The Scripture of the Fo...


The Scripture of the Founding Master

Chapter Six: Doubts Clarified


A person asked Yi Chaech’ŏl, “I’ve heard that your teacher is a sage. So does he know everything about human affairs and universal principles?” Chaech’ŏl said, “He knows everything.” The person said, “Does he know how to build airplanes and trains?” Chaech’ŏl said, “A sage understands the fundamentals of human affairs and universal principles. Specialists in those fields would know about those technical matters.” The person said, “Then, isn’t it an inconsistency to say that he understands everything about human affairs and universal principles?” Chaech’ŏl replied, “By ‘fundamentals’ we mean the root. Whatever the object, if one understands the root, then the branches and leaves will also be included.

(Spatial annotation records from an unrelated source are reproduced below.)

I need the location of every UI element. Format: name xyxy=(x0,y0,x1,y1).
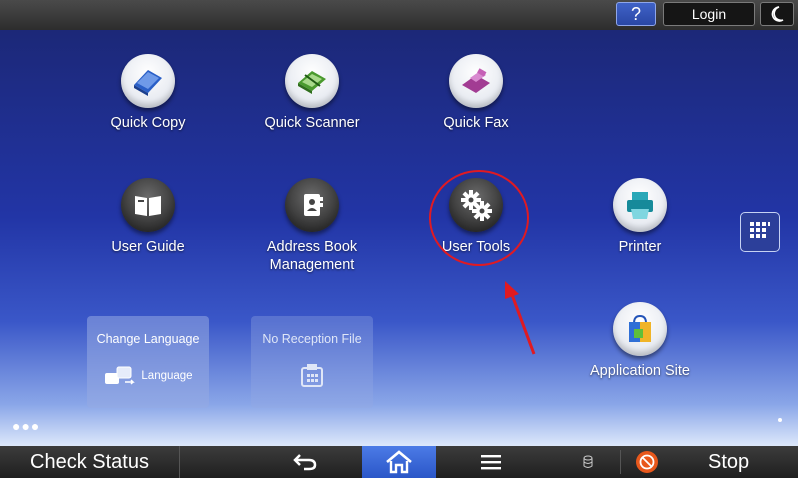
back-button[interactable] xyxy=(270,446,340,478)
no-reception-file-widget[interactable]: No Reception File xyxy=(251,316,373,408)
home-button[interactable] xyxy=(362,446,436,478)
bottom-bar: Check Status Stop xyxy=(0,446,798,478)
back-arrow-icon xyxy=(293,454,317,471)
app-label: Address Book Management xyxy=(242,238,382,274)
scanner-icon xyxy=(285,54,339,108)
quick-fax-app[interactable]: Quick Fax xyxy=(406,54,546,132)
stop-button[interactable]: Stop xyxy=(670,446,790,478)
database-icon xyxy=(583,455,593,468)
app-label: Printer xyxy=(618,239,662,255)
annotation-circle xyxy=(429,170,529,266)
printer-icon xyxy=(613,178,667,232)
shopping-bag-icon xyxy=(613,302,667,356)
check-status-button[interactable]: Check Status xyxy=(0,446,180,478)
user-guide-app[interactable]: User Guide xyxy=(78,178,218,256)
quick-scanner-app[interactable]: Quick Scanner xyxy=(242,54,382,132)
energy-saver-button[interactable] xyxy=(760,2,794,26)
app-label: Quick Scanner xyxy=(264,115,360,131)
quick-copy-app[interactable]: Quick Copy xyxy=(78,54,218,132)
page-indicator-dots: ●●● xyxy=(12,418,41,434)
copy-icon xyxy=(121,54,175,108)
grid-icon xyxy=(750,222,770,238)
app-label: User Guide xyxy=(111,239,185,255)
app-list-button[interactable] xyxy=(740,212,780,252)
app-label-line2: Management xyxy=(269,257,355,273)
address-book-icon xyxy=(285,178,339,232)
fax-icon xyxy=(449,54,503,108)
moon-icon xyxy=(771,6,784,22)
app-label: Application Site xyxy=(590,363,690,379)
help-button[interactable]: ? xyxy=(616,2,656,26)
book-icon xyxy=(121,178,175,232)
app-label: Quick Fax xyxy=(443,115,509,131)
widget-title: Change Language xyxy=(96,332,200,346)
page-indicator-dot xyxy=(778,418,782,422)
stop-icon-wrap[interactable] xyxy=(632,446,662,478)
menu-button[interactable] xyxy=(456,446,526,478)
printer-app[interactable]: Printer xyxy=(570,178,710,256)
divider xyxy=(620,450,621,474)
widget-subtitle: Language xyxy=(141,370,193,382)
top-bar: ? Login xyxy=(0,0,798,30)
app-label: Quick Copy xyxy=(110,115,186,131)
widget-title: No Reception File xyxy=(262,332,362,346)
app-label-line1: Address Book xyxy=(266,239,358,255)
change-language-widget[interactable]: Change Language Language xyxy=(87,316,209,408)
login-button[interactable]: Login xyxy=(663,2,755,26)
address-book-app[interactable]: Address Book Management xyxy=(242,178,382,274)
fax-machine-icon xyxy=(301,364,323,387)
menu-icon xyxy=(481,455,501,470)
stop-icon xyxy=(636,451,658,473)
home-icon xyxy=(386,450,412,474)
language-switch-icon xyxy=(105,366,136,385)
application-site-app[interactable]: Application Site xyxy=(570,302,710,380)
home-screen: Quick Copy Quick Scanner Quick Fax User … xyxy=(0,30,798,446)
memory-indicator xyxy=(570,446,606,478)
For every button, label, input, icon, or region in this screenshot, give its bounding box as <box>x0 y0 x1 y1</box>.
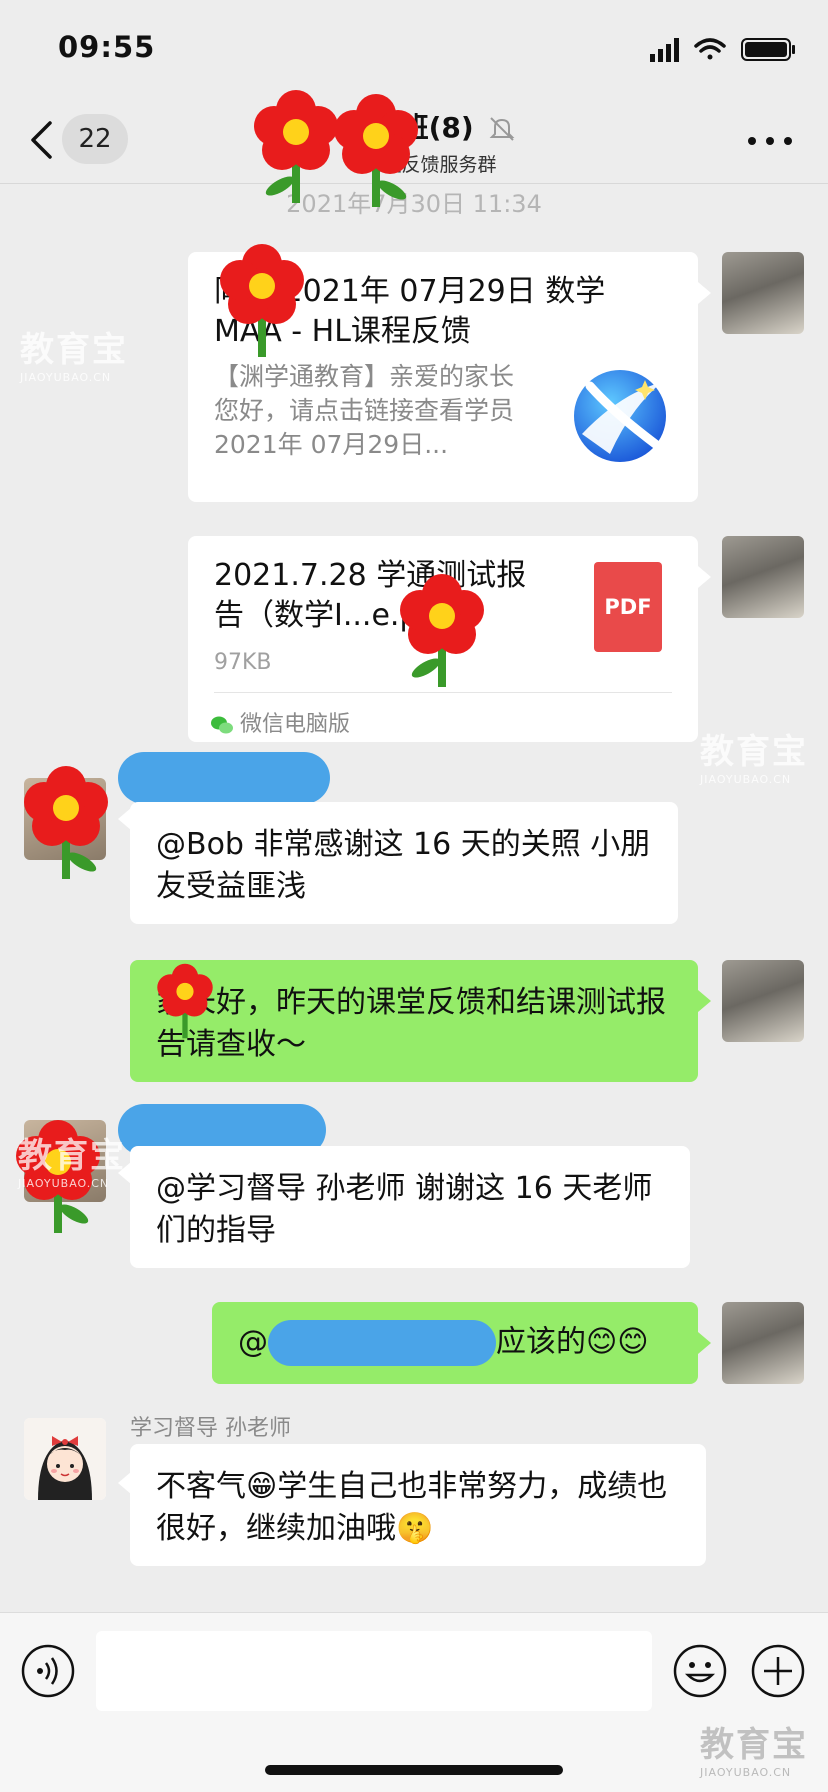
wifi-icon <box>694 38 726 60</box>
flower-sticker-icon <box>157 963 213 1039</box>
home-indicator <box>265 1765 563 1775</box>
wechat-icon <box>211 716 233 734</box>
sender-name: 学习督导 孙老师 <box>130 1416 291 1441</box>
signal-icon <box>650 38 679 62</box>
link-card-desc: 【渊学通教育】亲爱的家长您好，请点击链接查看学员 2021年 07月29日... <box>214 362 515 459</box>
flower-sticker-icon <box>24 766 108 879</box>
chat-message[interactable]: @Bob 非常感谢这 16 天的关照 小朋友受益匪浅 <box>130 802 678 924</box>
status-time: 09:55 <box>58 30 156 64</box>
watermark-text: 教育宝 <box>700 732 808 772</box>
my-avatar[interactable] <box>722 960 804 1042</box>
flower-sticker-icon <box>400 574 484 687</box>
my-avatar[interactable] <box>722 1302 804 1384</box>
app-logo-icon <box>574 370 666 462</box>
watermark-text: 教育宝 <box>18 1136 126 1176</box>
message-text: 不客气😁学生自己也非常努力，成绩也很好，继续加油哦🤫 <box>156 1469 668 1546</box>
chat-message[interactable]: 不客气😁学生自己也非常努力，成绩也很好，继续加油哦🤫 <box>130 1444 706 1566</box>
more-icon[interactable] <box>746 136 794 146</box>
watermark: 教育宝 JIAOYUBAO.CN <box>700 724 808 786</box>
voice-icon[interactable] <box>20 1643 76 1699</box>
watermark: 教育宝 JIAOYUBAO.CN <box>18 1128 126 1190</box>
message-input[interactable] <box>96 1631 652 1711</box>
my-avatar[interactable] <box>722 536 804 618</box>
bubble-tail <box>698 282 711 304</box>
message-text: 家长好，昨天的课堂反馈和结课测试报告请查收～ <box>156 985 666 1062</box>
chat-message[interactable]: @ 应该的😊😊 <box>212 1302 698 1384</box>
watermark: 教育宝 JIAOYUBAO.CN <box>20 322 128 384</box>
chat-message[interactable]: @学习督导 孙老师 谢谢这 16 天老师们的指导 <box>130 1146 690 1268</box>
message-text: @Bob 非常感谢这 16 天的关照 小朋友受益匪浅 <box>156 827 651 904</box>
watermark-sub: JIAOYUBAO.CN <box>700 1766 792 1779</box>
mute-icon <box>489 117 515 141</box>
pdf-file-icon: PDF <box>594 562 662 652</box>
sender-name-redacted <box>118 752 330 804</box>
mention-prefix: @ <box>238 1324 268 1360</box>
message-text: @学习督导 孙老师 谢谢这 16 天老师们的指导 <box>156 1171 653 1248</box>
flower-sticker-icon <box>220 244 304 357</box>
file-source: 微信电脑版 <box>210 704 350 746</box>
bubble-tail <box>698 990 711 1012</box>
back-icon[interactable] <box>28 120 54 160</box>
file-card-title: 2021.7.28 学通测试报告（数学I...e.pdf <box>214 556 544 636</box>
card-divider <box>214 692 672 693</box>
bubble-tail <box>698 1332 711 1354</box>
watermark-sub: JIAOYUBAO.CN <box>700 773 792 786</box>
flower-sticker-icon <box>334 94 418 207</box>
emoji-icon[interactable] <box>672 1643 728 1699</box>
bubble-tail <box>698 566 711 588</box>
watermark-sub: JIAOYUBAO.CN <box>20 371 112 384</box>
input-bar: 教育宝 JIAOYUBAO.CN <box>0 1612 828 1792</box>
add-icon[interactable] <box>750 1643 806 1699</box>
status-icons <box>650 38 795 62</box>
redacted-mention <box>268 1320 496 1366</box>
unread-badge[interactable]: 22 <box>62 114 128 164</box>
file-source-label: 微信电脑版 <box>240 712 351 737</box>
watermark-text: 教育宝 <box>700 1725 808 1765</box>
message-text: 应该的😊😊 <box>496 1324 649 1360</box>
battery-icon <box>741 38 795 61</box>
watermark-text: 教育宝 <box>20 330 128 370</box>
watermark: 教育宝 JIAOYUBAO.CN <box>700 1717 808 1779</box>
my-avatar[interactable] <box>722 252 804 334</box>
watermark-sub: JIAOYUBAO.CN <box>18 1177 110 1190</box>
teacher-avatar[interactable] <box>24 1418 106 1500</box>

To give you an example, a local governor or the head of a nation may not fully understand what a certain clerk or a technician knows at the bottom rung of the administrative ladder. If, however, he understands well the fundamentals of administration and directs each department in an orderly fashion, then would you say that he understands that matter, or not? A sage’s knowledge is also like this: since he comprehends the general meaning of great and small, being and nonbeing, as well as right and wrong, benefit and harm, we say that he knows everything about human affairs and universal principles; this does not mean that he is well versed in the various areas of technical competence. Since he thoroughly comprehends the general meaning, myriad types of knowledge are all contained within its main principles and scope.” Chaech’ŏl returned and reported the conversation to the Founding Master, who said, “On the whole, what you said is right, Ilsan [Yi Chaech'ŏl's honorific dharma name].”